High tuition costs do not advertise the idea of opportunity to me
Being seeped in dealings with the university’s 125 anniversary celebration has helped to familiarize me with the ideals that FSU was founded upon. I think that one quote by our founder does a particularly good job of encasing these ideals.
“My plea in Michigan – and it will be my plea to the last breath I draw, and the last word I speak -is education for all children, all men, and all women of Michigan, all the people in all our states all the time.”
Woodbridge N. Ferris founded FSU with the intention of making education available to all. “Opportunity” is one of the core values of the university, both historically and in policy – but is it being upheld in practice?
As an undergraduate student with my eyes on a seat at the Michigan College of Optometry (MCO), I was prepared for a high tuition cost. I knew that school was going to be expensive no matter where I chose to go but MCO was my first choice regardless of tuition costs.
After getting my tuition bill, I was a little shocked. Wasn’t Ferris State University founded on the idea that everyone deserves education? According to the Association of Schools and Colleges of Optometry’s website, “Annual tuition and fees at public schools and colleges of optometry range from approximately $12,000 to $20,130 for residents.”
My tuition bill exceeds the upper bound for this range. I cannot help but feel that though this money is well spent and I know MCO is the best school for me, that the fact that the cost is above average goes against the core idea of opportunity.
I need not point the finger of blame on any one program however, since even the tuition cost for undergraduate studies lies above the national average.

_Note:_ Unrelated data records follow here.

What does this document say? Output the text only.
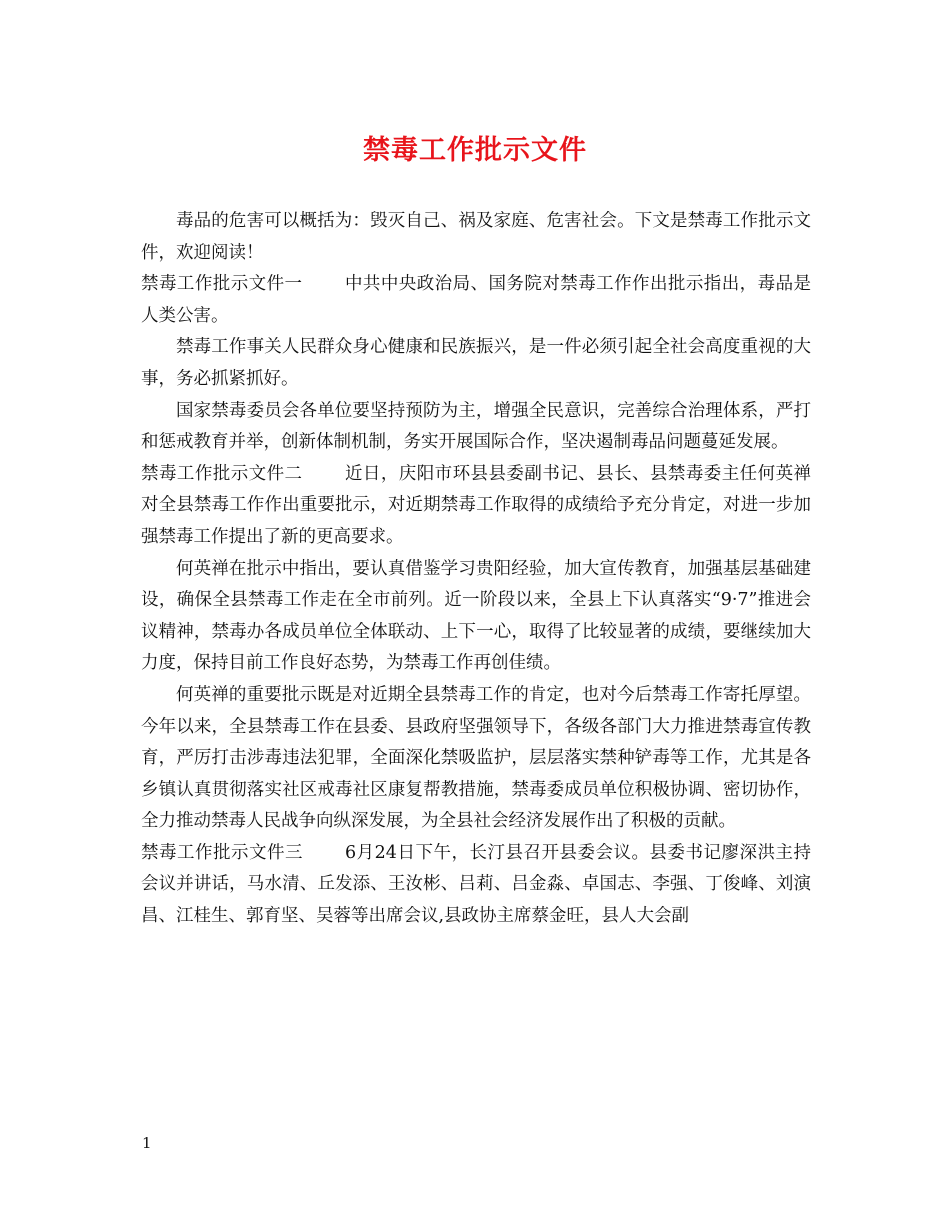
禁毒工作批示文件

毒品的危害可以概括为：毁灭自己、祸及家庭、危害社会。下文是禁毒工作批示文件，欢迎阅读！

禁毒工作批示文件一 中共中央政治局、国务院对禁毒工作作出批示指出，毒品是人类公害。

禁毒工作事关人民群众身心健康和民族振兴，是一件必须引起全社会高度重视的大事，务必抓紧抓好。

国家禁毒委员会各单位要坚持预防为主，增强全民意识，完善综合治理体系，严打和惩戒教育并举，创新体制机制，务实开展国际合作，坚决遏制毒品问题蔓延发展。

禁毒工作批示文件二 近日，庆阳市环县县委副书记、县长、县禁毒委主任何英禅对全县禁毒工作作出重要批示，对近期禁毒工作取得的成绩给予充分肯定，对进一步加强禁毒工作提出了新的更高要求。

何英禅在批示中指出，要认真借鉴学习贵阳经验，加大宣传教育，加强基层基础建设，确保全县禁毒工作走在全市前列。近一阶段以来，全县上下认真落实“9·7”推进会议精神，禁毒办各成员单位全体联动、上下一心，取得了比较显著的成绩，要继续加大力度，保持目前工作良好态势，为禁毒工作再创佳绩。

何英禅的重要批示既是对近期全县禁毒工作的肯定，也对今后禁毒工作寄托厚望。今年以来，全县禁毒工作在县委、县政府坚强领导下，各级各部门大力推进禁毒宣传教育，严厉打击涉毒违法犯罪，全面深化禁吸监护，层层落实禁种铲毒等工作，尤其是各乡镇认真贯彻落实社区戒毒社区康复帮教措施，禁毒委成员单位积极协调、密切协作，全力推动禁毒人民战争向纵深发展，为全县社会经济发展作出了积极的贡献。

禁毒工作批示文件三 6月24日下午，长汀县召开县委会议。县委书记廖深洪主持会议并讲话，马水清、丘发添、王汝彬、吕莉、吕金淼、卓国志、李强、丁俊峰、刘演昌、江桂生、郭育坚、吴蓉等出席会议,县政协主席蔡金旺，县人大会副

1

According to College Board’s Web site, “average published tuition and fees for in-state students at public four-year colleges and universities in 2008-09 are $6,585.” This is $2,895 less than FSU’s estimated average tuition cost provided by the college online.
The seemingly yearly hike in tuition prices to an amount greater than the national average does not reinforce the ideals that this college was founded on – specifically that of “opportunity.”
Another point that is worth considering is the university’s admission standards for its undergraduate programs. In 2002 the minimum GPA for admission was changed from 2.00 to 2.25 and the minimum ACT from 13 to 15 (certain programs having different program-specific requirements).
It was considered at the time of the change, though how this might conflict with the founder’s ideas. And venues for students falling below these new standards were put into place. I am not sure how well these options are promoted or how visible they are as it has been quite some time since my freshmen orientation. I do hope though that prospective students that might otherwise be deterred from applying can easily learn and access these options.
Ferris State University was founded by a great man who believed that education was the right of any man or woman who sought it. I do not think that higher than average tuition costs as well as the recent raise in admissions standards reflects this principle.